Yang also has one other AI startup within the works: Recurring.AI, which appears to be specifically focused on technology designed to assist salespeople do their jobs higher (with features that sound not unlike Gong.AI). By 2021, Recurrent had reportedly raised around $60 million PitchBook. And while there hasn’t been much capital activity since then, the corporate appears to stay operational.

Importantly for Moonshot, Yang was also certainly one of the lead authors of Transformer-XL, a serious development in LLM activation architecture Understanding natural language beyond a fixed-length contextsomething that played a big role in the event of Moonshot’s platform and arguably its broader mission.

Moonshot’s deal with longer input and output and producing more accurate results for related queries provides the muse for the corporate to focus on text-based use cases not widely leveraged by existing LLMs and generative AI applications, equivalent to legal documents and fiction writing and deeper financial evaluation. Kimi Chat is ready for information until January 2024, says the chatbot.

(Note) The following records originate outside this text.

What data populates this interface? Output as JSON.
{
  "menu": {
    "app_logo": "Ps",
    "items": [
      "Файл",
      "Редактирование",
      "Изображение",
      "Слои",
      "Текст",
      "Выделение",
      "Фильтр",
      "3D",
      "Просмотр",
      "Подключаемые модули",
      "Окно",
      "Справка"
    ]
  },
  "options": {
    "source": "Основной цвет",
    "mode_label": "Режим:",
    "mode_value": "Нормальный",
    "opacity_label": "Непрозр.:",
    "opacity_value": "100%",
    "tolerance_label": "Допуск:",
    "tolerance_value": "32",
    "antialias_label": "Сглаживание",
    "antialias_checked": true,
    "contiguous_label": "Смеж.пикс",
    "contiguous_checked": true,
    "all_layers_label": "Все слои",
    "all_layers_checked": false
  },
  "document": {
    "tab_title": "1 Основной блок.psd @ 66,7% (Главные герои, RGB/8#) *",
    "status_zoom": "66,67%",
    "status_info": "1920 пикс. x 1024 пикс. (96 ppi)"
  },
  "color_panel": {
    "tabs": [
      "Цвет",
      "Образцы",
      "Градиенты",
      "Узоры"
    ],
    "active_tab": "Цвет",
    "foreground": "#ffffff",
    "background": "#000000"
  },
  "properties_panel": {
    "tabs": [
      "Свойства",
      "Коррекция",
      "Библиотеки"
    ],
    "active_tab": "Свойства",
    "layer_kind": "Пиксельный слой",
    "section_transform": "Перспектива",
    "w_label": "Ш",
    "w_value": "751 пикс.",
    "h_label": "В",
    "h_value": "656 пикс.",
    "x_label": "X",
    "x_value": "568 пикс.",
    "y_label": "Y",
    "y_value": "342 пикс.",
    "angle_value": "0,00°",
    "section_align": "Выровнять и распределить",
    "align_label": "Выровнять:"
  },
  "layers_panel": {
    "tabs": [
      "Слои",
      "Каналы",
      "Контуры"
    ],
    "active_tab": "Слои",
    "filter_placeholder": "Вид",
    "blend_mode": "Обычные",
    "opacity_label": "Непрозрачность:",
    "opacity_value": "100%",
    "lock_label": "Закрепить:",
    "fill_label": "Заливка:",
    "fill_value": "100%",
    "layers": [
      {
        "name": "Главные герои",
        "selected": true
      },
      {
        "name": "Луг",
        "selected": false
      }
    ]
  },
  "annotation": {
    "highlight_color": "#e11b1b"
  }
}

It just isn’t the one Chinese actor working to remove the constraints of the long context. Baichuan announced its Baichuan2-192K model back in October process around 350,000 Chinese characters in a context window.

The global fundraising market stays limited, but this round shows that those with big budgets are able to step in when the correct opportunities arise. Yet even with the broader, global AI frenzy – where some 200 billion dollars needs to be invested by 2025, predicts Goldman Sachs – the financing landscape in China is surprisingly tepid.

According to research firm CBInsight, China recorded around 232 AI investments in 2023, down 38% year-on-year. The total amount raised by China’s AI firms was around $2 billion, down 70% from the yr before.